For those of you who don’t know, the books I write tend to have puzzles and other mysteries about them. Fun, right? Except not so much fun when, months later, I’m revising and the puzzles puzzle me, the mysteries are mysteries to me, the codes appear as total randomness.

It starts in the fast-draft stage. With copious notes to lean on, I tend to charge ahead, adding to my word count with such rapidity that in about 8 weeks time, I have 60,000-80,000 words of a book, often, 20% of those words coming in the last week. Then I try to mop myself up and put myself back together. Most important, I let all those words take a long nap.

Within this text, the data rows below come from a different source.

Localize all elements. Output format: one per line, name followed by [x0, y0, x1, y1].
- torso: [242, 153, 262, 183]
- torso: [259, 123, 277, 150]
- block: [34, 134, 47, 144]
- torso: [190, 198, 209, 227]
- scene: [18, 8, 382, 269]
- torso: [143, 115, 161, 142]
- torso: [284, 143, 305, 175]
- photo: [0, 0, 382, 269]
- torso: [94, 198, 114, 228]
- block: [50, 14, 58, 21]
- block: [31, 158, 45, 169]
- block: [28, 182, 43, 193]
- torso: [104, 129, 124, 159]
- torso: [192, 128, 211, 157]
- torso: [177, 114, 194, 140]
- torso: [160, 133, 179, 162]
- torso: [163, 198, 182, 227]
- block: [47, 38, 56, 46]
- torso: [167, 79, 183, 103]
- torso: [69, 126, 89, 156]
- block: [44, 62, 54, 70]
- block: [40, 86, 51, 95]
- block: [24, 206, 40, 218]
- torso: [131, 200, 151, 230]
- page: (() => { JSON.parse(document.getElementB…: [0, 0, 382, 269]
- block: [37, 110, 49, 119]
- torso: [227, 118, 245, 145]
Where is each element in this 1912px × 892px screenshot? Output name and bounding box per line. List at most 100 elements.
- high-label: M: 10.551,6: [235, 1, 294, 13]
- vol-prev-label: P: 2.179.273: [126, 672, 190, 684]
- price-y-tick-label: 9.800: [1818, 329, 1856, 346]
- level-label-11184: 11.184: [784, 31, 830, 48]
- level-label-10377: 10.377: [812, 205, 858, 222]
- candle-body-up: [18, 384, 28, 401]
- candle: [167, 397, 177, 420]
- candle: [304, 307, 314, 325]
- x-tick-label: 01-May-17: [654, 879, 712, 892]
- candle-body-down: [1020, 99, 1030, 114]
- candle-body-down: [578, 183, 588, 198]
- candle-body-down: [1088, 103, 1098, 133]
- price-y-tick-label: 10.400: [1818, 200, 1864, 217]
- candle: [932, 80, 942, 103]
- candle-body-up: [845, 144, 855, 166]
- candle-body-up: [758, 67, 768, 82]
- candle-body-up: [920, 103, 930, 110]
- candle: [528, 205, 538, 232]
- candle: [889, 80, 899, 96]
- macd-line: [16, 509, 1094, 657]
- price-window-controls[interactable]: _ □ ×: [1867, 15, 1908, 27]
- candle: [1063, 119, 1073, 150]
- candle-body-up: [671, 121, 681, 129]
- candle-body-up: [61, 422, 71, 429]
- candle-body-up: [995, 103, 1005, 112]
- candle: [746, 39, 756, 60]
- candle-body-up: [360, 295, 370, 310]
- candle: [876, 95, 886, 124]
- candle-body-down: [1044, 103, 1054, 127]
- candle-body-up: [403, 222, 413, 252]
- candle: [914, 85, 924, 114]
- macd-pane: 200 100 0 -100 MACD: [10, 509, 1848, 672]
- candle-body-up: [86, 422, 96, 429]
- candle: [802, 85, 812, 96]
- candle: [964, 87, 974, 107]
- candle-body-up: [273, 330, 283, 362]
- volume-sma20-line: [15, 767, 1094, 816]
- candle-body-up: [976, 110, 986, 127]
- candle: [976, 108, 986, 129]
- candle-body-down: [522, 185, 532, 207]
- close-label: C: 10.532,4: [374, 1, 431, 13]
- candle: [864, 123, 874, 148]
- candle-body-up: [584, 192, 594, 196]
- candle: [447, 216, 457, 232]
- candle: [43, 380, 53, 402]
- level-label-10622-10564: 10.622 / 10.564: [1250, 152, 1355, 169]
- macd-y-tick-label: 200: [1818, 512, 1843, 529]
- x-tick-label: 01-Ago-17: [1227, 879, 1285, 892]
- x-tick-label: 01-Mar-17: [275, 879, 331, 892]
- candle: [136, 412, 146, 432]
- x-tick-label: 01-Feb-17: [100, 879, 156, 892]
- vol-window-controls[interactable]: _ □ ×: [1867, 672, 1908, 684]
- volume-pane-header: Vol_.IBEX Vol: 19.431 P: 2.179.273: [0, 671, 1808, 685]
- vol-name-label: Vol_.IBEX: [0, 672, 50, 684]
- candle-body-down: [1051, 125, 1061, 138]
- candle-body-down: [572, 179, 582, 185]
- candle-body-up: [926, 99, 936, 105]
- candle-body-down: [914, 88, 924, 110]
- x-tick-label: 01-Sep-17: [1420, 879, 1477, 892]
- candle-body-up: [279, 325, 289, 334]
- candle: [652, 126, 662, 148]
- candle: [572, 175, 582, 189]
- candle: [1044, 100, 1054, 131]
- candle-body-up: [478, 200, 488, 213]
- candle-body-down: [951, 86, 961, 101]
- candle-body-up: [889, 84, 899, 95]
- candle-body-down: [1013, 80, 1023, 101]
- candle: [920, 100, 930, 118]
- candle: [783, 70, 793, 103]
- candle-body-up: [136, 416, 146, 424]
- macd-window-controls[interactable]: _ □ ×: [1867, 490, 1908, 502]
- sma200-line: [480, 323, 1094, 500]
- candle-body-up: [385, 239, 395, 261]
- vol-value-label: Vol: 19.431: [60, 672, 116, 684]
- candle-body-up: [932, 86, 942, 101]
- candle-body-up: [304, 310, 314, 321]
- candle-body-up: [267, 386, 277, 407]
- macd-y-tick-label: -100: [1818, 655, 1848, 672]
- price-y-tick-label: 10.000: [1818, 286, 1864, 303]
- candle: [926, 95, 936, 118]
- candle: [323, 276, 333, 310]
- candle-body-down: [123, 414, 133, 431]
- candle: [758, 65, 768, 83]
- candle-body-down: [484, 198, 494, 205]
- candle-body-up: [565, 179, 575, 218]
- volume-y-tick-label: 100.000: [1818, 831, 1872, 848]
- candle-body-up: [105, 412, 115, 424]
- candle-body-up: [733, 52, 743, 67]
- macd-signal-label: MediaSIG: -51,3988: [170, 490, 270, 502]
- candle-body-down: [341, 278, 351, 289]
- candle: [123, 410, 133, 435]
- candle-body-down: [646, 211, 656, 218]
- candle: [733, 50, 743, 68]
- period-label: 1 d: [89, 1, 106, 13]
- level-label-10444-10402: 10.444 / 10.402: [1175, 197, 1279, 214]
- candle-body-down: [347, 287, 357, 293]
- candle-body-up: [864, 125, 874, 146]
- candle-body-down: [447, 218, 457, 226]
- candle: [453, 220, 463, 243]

When I’m finally ready to revise, I’ll come across some reference that never appeared in my notes. In the moment, I’d created something brilliant, something that would play a major role in the plot. “I am so smart! I am nearly a freakin’ genius!”

Well, freakin’ genius, try and figure out exactly what you mean, right here in this chapter.

It’s a scene that played out two books ago. (What does that cryptic P.S. mean?) And in the revision
I finished in May. (What does GYTO mean?) And it happened again just this week with a book I hadn’t looked at in a year.

One character had texted the word, OF to the group. “What does OF mean?” said a newbie. “You’re smart enough to figure it out,” came the reply. Except she wasn’t. And I wasn’t. And part of the plot depended on that text.

I figured it out enough to move forward with the revision; I figure them all out enough. But I am certain, to my core, that’s not what I originally intended.

I’ve come to realize that this bad habit of rushing, of refusing to take 30 seconds to add the meaning of such cryptic-ness to my set of copious notes—that needs to change.
That is, unless I’m in the mood to drive myself completely batty.

Comments

  1. I'm trying to break myself of the rushing habit, too. It's the hardest habit I've ever tried to break.